January 27th, 2011


Eternal and Insubstantial: Is writing 'better' than other art forms?

Lately Chris and I have been watching competitive cooking shows. Have you guys seen these things?! My favorite is Chopped, where chefs are given 3-5 random foods and have half an hour to prepare a meal incorporating all of them. After each round someone is 'chopped'.

It's super creative, high-tension, and a lot of fun. But it got me thinking about cooking as an art form, and why there are more writing superstars than chefs. I also started exploring the nature of the medium chefs use. It has always bothered me that even the most talented chef's best creation is worthless as soon as the food starts to get cold. As soon as the diner consumes it. As soon as it begins to rot.
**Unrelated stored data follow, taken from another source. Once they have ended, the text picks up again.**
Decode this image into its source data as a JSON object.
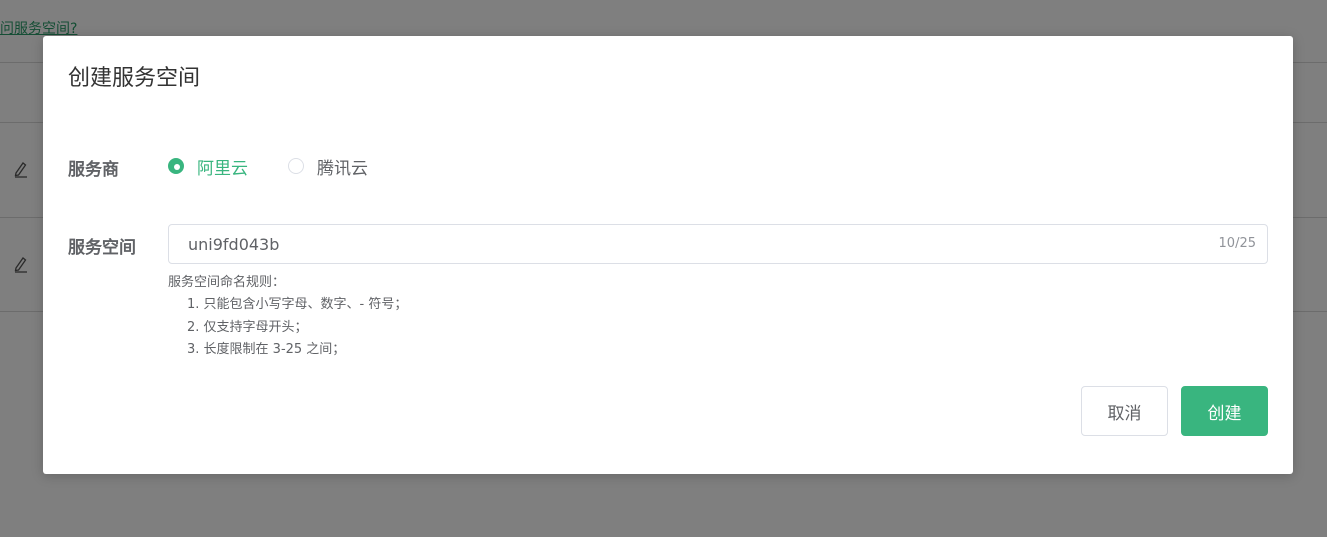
{
  "background": {
    "link_text": "问服务空间?"
  },
  "dialog": {
    "title": "创建服务空间",
    "provider_label": "服务商",
    "providers": [
      {
        "label": "阿里云",
        "checked": true
      },
      {
        "label": "腾讯云",
        "checked": false
      }
    ],
    "space_label": "服务空间",
    "space_input": {
      "value": "uni9fd043b",
      "count": "10/25"
    },
    "hints": [
      "服务空间命名规则：",
      "1. 只能包含小写字母、数字、- 符号；",
      "2. 仅支持字母开头；",
      "3. 长度限制在 3-25 之间；"
    ],
    "cancel_label": "取消",
    "create_label": "创建"
  },
  "colors": {
    "accent": "#39b57f",
    "overlay": "rgba(0,0,0,0.5)"
  }
}
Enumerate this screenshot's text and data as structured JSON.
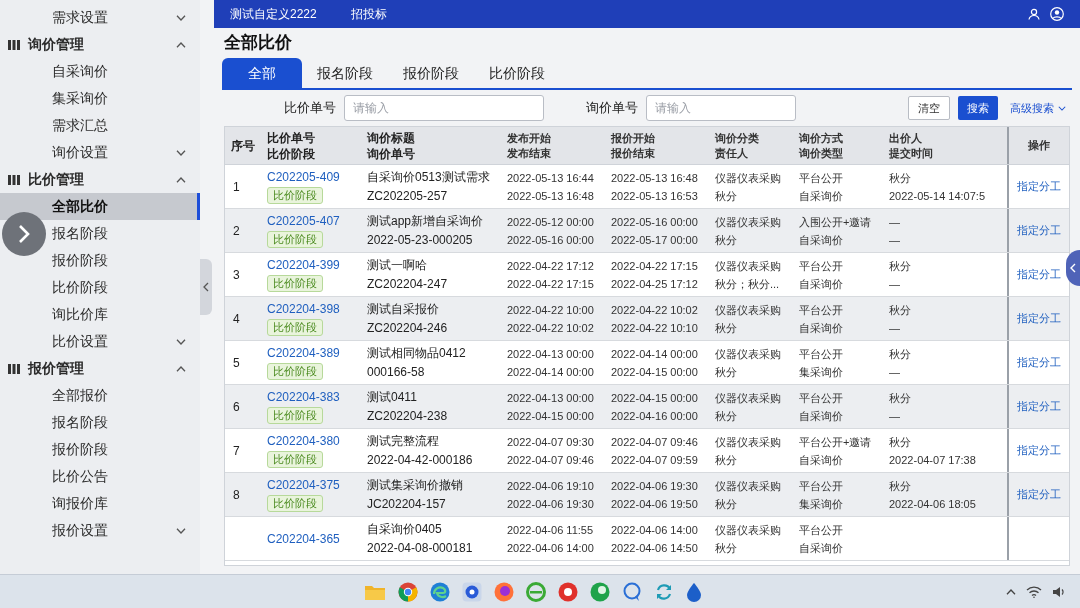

You will never know how that tastes.

Totally not fair, right? For hundreds of years we have lauded ancient writing texts, such as Beowulf and The Odyssey, but we'll never be able to compare a single meal from the past with those of today. A culinary creation, once created, is forever lost. A book can be sampled by billions of people, over and over again, without its integrity changing, but we could never all share the exact same meal.

What about painters? They create exactly one masterpiece. Take the Birth of Venus for example. I don't know if you knew this, but that painting is HUGE and immensely detailed. Take a look at this to see what I'm talking about.

There is precisely one in the world. One. Sure, there are posters and digital copies, but only one that you could touch, smell, use a microscope on, etc. But writing? There are no originals. Not really. The text can be in any size or font and it's still got the same meaning.

Musicians? They're getting closer, in this digital age, but wouldn't you consider sacrificing some body parts to hear Mozart or Beethoven play their own works right in front of you?

I can't help but wonder if writing is inherently a more eternal (dare I say 'better'?) art form?